Dans cet itinéraire est évidemment retracée la destinée majestueuse - assumée sans l’ombre d’un faux pas pendant un quart de siècle - de l’altesse dont la disparition (qui sera ultérieurement comparée à celles de la reine Astrid et de Diana) plongea le Rocher dans l’affliction et le monde dans l’incrédulité. Pourtant, c’est surtout sur celle qui fut Grace Kelly avant de se métamorphoser en Grace de Monaco que se penche, quasi en psy, l’écrivaine. Une miss Kelly née à Philadelphie dans une milliardaire famille catholique, fille d’un industriel d’origine irlandaise et d’une mère à racines allemandes. De ce père dominateur et méprisant, Elizabeth Gouslan parle à la manière dont François Forestier portraitise le patriarche Joe Kennedy dans les subjectifs récits qu’il a consacrés à l’illustre clan : sans gants. Peut-être parce que Jack Kelly, qui était un ami de Joe K., fut un despote pour Grace, imperméable à la célébrité qui la hissera au rang d’icône. 

De ce côté-ci de l’Atlantique, surtout à l’heure du "féerique" mariage de la star avec Rainier, en avril 1956, la presse populaire fournit une image on ne peut plus lisse, quasi angélique, de cette si séduisante comédienne, née le 12 novembre 1929, qui obtint en 1954 l’Oscar de la meilleure actrice pour "Une Fille de la province", qu’avait révélé "Le train sifflera trois fois" (avec Gary Cooper) en 1952 et qui fut la blonde interprète adorée (qu’il préférera, de loin, à la sublime Kim Novak) d’Alfred Hitchcock dans "Le Crime était presque parfait", "Fenêtre sur cour" et "La Main au collet". 

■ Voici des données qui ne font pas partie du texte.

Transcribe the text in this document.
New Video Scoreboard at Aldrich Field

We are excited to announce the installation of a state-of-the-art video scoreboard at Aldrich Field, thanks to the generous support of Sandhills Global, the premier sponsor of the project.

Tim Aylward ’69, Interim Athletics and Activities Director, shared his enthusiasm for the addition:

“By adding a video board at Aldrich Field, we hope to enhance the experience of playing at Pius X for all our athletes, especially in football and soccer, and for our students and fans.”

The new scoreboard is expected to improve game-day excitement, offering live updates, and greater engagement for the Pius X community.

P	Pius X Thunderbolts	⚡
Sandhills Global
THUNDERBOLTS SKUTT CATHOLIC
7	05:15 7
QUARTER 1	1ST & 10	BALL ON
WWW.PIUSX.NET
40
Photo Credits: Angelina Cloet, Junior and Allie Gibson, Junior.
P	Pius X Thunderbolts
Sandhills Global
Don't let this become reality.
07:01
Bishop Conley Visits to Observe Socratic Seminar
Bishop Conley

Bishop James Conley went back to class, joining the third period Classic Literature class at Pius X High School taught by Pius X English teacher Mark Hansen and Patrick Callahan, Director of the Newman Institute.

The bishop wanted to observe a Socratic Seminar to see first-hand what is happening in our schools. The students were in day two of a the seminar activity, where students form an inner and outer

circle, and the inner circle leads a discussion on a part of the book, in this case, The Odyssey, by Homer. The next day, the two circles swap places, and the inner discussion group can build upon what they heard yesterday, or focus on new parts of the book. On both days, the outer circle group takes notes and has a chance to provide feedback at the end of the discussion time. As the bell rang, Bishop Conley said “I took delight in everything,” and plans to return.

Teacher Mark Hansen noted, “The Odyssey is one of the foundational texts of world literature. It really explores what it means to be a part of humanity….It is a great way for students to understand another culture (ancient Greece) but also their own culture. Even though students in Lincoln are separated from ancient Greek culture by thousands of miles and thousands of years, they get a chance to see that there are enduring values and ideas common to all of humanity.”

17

Si l’enquêtrice ausculte ces films-là, elle égrène aussi les aventures que l’actrice eut, paraît-il, avec le jeune Shah d’Iran, Clark Gable, William Holden, Jean-Pierre Aumont, ou Oleg Cassini - qui sera le styliste de Jackie, la "rivale". Car, apprend-on ici, JFK rêva d’épouser Grace.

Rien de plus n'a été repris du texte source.